Musical talent: You either have it or you don’t. Studies have shown that musical talent isn’t just about having an ear for music, it’s also about having the brain for it — meaning the brains of musicians are built differently than non-musicians. As it turns out, the relationship between brain structure and musical talent goes even further than just general musical ability.
A recent study by researchers at the Max Planck Institute for Human Cognitive and Brain Sciences in Leipzig has shown a difference in the brain structures of musicians who specialize in different genres of music. The researchers found that the brain activity of classical pianists differs from jazz pianists, even if they’re playing the same piece of music.
A difference in approach
What the researchers were essentially looking for was if different approaches to playing specific styles of music (in this case, jazz versus classical) translate to differences in brain activity.
In terms of approach, classical musicians put a stronger emphasis on precision, technique and fingering, while jazz musicians have a stronger focus on improvisation and the ability to react and adapt quickly to sudden changes that may occur in a piece of music. The researchers concluded that the difference between the types of training and approach that are required to play different styles of music correlates to a difference in the brain structure of different kinds of musicians.
The researchers kept two things in mind when conducting the study: When playing a piece of music, musicians have to think about both what they’re going to play (specific notes) and how they’re going to play it (the fingering). During the study, the researchers found that the jazz pianists were focused more on what they were playing, while the classical pianists devoted more of their attention to how they were playing.
Reaction versus precision
Thirty pianists participated in the study: half jazz pianists, half classical. The pianists all viewed images on a screen of a hand playing a specific chord sequence on a piano, and the sequence featured a variety of mistakes in both the harmonies and fingering. While watching the images on the screen, the brain activity of the pianists was monitored using electroencephalography (EEG) censors. The pianists were asked to imitate what they saw on the screen (while playing a muted piano so that the experiment was conducted in silence) and correctly play through any mistakes present in the chord sequence.

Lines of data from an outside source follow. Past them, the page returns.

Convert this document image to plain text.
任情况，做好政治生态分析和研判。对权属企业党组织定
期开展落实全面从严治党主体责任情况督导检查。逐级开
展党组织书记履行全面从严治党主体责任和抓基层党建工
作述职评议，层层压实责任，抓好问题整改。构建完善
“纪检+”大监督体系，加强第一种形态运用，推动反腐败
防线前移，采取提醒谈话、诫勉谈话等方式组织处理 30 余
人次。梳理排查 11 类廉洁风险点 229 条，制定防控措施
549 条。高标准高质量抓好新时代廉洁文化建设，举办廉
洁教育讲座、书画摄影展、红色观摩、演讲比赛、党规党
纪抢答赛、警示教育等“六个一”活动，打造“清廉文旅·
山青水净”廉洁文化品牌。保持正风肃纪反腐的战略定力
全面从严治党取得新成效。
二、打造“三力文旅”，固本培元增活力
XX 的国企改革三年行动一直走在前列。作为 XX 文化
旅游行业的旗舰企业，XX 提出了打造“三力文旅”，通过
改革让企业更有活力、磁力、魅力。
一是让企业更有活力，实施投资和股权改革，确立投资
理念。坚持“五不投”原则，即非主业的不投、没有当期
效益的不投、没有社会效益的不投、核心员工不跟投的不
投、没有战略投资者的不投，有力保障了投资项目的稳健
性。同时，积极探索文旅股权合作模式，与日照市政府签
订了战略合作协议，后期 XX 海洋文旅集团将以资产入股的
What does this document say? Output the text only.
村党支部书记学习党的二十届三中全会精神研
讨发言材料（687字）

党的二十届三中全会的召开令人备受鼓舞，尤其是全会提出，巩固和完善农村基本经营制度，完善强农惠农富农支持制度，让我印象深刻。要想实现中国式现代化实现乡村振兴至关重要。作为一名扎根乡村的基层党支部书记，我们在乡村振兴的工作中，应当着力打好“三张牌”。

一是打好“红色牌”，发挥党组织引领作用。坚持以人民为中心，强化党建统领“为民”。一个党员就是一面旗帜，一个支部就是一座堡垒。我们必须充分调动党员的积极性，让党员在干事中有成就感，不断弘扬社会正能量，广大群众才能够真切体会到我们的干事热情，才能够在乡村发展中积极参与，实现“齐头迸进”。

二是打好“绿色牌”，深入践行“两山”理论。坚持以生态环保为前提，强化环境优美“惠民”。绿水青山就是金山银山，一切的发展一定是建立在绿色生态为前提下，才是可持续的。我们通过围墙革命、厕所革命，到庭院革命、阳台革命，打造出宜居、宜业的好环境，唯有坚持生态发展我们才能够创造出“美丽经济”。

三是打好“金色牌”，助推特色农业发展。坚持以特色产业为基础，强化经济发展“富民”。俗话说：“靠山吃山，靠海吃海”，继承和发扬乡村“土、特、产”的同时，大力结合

"When we asked [jazz pianists] to play a harmonically unexpected chord within a standard chord progression, their brains started to replan the actions faster than classical pianists," study author Roberta Bianco said in a statement. "Accordingly, they were better able to react and continue their performance." Even though the jazz pianists were better able to make revisions and adapt, the classical pianists performed better in terms of chord fingering.
"The reason could be due to the different demands these styles pose on the musicians — be it to skillfully interpret a classical piece or to creatively improvise in jazz," study leader Daniela Sammler said. "Thereby, different procedures may have established in their brains while playing the piano which makes switching between the styles more difficult."
A pianist may not have a more innate understanding of a style, the authors suggest, but the training over time is responsible for the way the musician’s brain develops, allowing the musicians to be more adept at playing one style over the other.
Maybe you’re more into swing than sonatas, or prefer baroque to bebop. For the musicians who bring you those sweet sounds, the difference is all in the structure of the brain.